Büro Offset Druck Musterband

Jan Blessing – Büro Offset Druck Musterband, 2016
Format: 16 × 23 cm
Pagecount: 96
Edition: 25
Print: Office Offset and digital and screen print
Artists & Designer: Anna Gille, Alex Kern, Benedikt Bock, Christoph Ruckhäberle, Colin Waeghe, Constanze Hein, Felix Walser, Johannes Oestringer, Markus Heller, Lars Rasmussen

This book was the starting point of the Office Offset endeavour. It marks the beginning of the transformation of Office Offset into an artistic medium. It is both a book of print samples showing today’s experimental use of this technology and an associative narration of the Office Offset history. The composition of images and text shows the absurdity between the fictitious world of advertising and the complex handling of the machine.

The flying paper pattern was executed through an analogue process, which required us to tweak the traditional approach of exposing and developing the offset plate. First, we exposed the whole aluminium printing plate. (The blue layer of the plate is light sensitive and hardens under UV light.) Then we simply cut out cardboard shapes to cover up some areas of the plate. With different brushes we applied undiluted plate developer to create the pattern.

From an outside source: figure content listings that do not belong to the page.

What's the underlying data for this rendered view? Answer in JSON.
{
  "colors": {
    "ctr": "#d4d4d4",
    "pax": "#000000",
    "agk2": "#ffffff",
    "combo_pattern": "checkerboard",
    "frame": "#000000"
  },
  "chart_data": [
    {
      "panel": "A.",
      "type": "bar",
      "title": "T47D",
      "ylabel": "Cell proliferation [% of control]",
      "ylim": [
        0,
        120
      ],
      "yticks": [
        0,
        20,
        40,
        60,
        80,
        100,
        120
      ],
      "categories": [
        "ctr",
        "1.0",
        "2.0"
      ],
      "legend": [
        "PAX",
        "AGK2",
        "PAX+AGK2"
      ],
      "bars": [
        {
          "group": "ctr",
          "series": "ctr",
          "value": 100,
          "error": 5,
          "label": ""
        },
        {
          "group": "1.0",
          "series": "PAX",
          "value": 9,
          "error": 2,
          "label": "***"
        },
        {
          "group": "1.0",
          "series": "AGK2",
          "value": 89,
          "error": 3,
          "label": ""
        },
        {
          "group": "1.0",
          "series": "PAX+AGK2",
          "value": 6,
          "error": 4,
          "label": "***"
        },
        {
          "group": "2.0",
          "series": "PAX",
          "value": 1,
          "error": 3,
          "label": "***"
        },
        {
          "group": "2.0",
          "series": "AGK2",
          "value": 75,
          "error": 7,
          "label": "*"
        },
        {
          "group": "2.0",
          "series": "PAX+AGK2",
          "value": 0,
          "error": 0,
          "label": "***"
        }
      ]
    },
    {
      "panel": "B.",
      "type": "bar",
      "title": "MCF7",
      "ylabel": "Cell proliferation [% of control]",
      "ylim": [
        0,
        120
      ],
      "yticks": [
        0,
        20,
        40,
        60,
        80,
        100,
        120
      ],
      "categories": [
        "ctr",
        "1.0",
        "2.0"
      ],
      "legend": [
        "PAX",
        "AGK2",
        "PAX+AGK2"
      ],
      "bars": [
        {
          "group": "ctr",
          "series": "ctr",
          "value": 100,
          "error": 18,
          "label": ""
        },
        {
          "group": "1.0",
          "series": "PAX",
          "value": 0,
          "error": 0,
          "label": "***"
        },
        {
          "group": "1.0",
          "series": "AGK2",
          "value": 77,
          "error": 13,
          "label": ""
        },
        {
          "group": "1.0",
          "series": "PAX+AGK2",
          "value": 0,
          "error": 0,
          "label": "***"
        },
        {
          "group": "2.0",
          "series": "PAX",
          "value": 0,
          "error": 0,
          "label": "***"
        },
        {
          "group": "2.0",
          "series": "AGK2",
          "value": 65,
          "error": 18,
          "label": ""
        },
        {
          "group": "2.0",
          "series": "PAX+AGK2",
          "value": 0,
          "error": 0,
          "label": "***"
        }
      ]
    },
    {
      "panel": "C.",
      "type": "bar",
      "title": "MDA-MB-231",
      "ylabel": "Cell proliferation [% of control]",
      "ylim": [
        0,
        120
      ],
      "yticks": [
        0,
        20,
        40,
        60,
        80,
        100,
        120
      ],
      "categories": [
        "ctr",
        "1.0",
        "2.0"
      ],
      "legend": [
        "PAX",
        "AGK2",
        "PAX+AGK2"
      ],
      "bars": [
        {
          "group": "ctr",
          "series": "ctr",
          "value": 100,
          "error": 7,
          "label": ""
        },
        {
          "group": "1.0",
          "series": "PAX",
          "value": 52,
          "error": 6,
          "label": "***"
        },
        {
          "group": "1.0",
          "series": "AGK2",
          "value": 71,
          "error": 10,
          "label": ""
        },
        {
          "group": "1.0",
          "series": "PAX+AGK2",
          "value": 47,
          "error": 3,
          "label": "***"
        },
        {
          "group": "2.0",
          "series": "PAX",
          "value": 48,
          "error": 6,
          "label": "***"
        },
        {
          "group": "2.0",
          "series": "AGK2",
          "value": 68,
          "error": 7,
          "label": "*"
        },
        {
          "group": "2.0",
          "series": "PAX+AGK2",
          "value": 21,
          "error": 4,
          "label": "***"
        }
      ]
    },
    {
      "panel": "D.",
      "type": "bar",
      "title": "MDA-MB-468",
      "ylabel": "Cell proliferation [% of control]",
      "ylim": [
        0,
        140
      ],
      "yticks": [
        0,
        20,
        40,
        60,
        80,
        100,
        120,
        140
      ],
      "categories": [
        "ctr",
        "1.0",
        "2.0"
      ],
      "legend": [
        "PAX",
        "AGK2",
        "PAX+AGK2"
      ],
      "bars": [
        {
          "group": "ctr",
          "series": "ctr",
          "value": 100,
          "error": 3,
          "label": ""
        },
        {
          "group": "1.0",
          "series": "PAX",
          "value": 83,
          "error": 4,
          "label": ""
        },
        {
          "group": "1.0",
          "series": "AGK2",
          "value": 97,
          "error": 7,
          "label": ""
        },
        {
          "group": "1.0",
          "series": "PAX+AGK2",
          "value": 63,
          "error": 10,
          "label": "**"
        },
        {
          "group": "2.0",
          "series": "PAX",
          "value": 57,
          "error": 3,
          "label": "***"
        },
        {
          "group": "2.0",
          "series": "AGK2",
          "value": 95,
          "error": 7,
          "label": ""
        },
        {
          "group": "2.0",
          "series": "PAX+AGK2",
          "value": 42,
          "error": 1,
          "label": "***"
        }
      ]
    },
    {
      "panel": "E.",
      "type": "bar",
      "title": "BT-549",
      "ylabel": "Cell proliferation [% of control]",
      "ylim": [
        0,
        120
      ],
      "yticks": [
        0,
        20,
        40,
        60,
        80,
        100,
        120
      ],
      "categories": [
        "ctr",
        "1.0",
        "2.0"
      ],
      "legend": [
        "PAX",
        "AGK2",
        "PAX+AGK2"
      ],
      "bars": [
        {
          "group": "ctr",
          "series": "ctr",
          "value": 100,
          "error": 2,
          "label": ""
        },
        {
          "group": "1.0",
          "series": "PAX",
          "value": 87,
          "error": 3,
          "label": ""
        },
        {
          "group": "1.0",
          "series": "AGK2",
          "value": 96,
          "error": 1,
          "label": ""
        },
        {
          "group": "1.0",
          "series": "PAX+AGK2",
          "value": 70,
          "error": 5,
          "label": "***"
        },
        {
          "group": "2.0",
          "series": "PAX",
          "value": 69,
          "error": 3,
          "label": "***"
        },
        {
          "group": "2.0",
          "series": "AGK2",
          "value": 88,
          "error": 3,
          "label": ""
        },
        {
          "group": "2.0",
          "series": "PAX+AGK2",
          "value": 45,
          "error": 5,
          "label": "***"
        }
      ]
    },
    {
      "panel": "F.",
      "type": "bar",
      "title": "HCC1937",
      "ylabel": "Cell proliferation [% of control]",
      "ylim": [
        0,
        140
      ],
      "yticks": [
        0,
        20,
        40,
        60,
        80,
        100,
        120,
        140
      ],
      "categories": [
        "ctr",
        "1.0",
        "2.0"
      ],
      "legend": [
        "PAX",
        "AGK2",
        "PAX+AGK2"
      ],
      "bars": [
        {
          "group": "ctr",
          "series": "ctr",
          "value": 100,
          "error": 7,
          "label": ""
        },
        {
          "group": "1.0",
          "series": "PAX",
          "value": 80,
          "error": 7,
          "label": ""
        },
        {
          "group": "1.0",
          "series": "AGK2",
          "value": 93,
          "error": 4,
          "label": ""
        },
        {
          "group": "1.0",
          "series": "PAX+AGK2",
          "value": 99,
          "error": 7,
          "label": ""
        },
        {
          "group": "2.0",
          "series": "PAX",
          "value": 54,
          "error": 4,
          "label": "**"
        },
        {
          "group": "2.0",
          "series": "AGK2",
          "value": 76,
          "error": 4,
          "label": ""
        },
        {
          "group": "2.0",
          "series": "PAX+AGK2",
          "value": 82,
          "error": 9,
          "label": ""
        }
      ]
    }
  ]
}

This method can be described as design by change. You never know how much is dissolved by the plate developer.

Then we washed the dissolved layer with water. This revealed the final pattern design. All the blue spots became future areas for printing, and the bare aluminium spots demarcated non-printing zones.


 

Because the Office Offset machine operates using just one oscillating ink roll – compared to several rollers in bigger offset presses – it is easier to print split fountain, or rainbow prints. The oscillating ink roller is designed to disperse the ink evenly in the inking unit – it not only rotates, but also moves from left to right. Simply spoken, more rollers mean a better dispersion of the ink, and this is needed for good printing results. But for split fountain printing, one oscillating ink roller is an advantage – you can print hundreds of sheets and the ink will only mix slightly. 

The beauty of Office Offset: no fixed ink cartridges, so you are free to pour or mix any ink you want into the ink tray.

For her sample Anna Gille combined litho crayons with an Office Offset version of the classic processes of deep etching: drypoint. The soft aluminium plates can be scratched with a steel compass, thin screwdrivers or anything with a sharp enough tip.


A complementary presentation consisted of a lecture and exhibition on the process of making the book, as well as the history of Office Offset.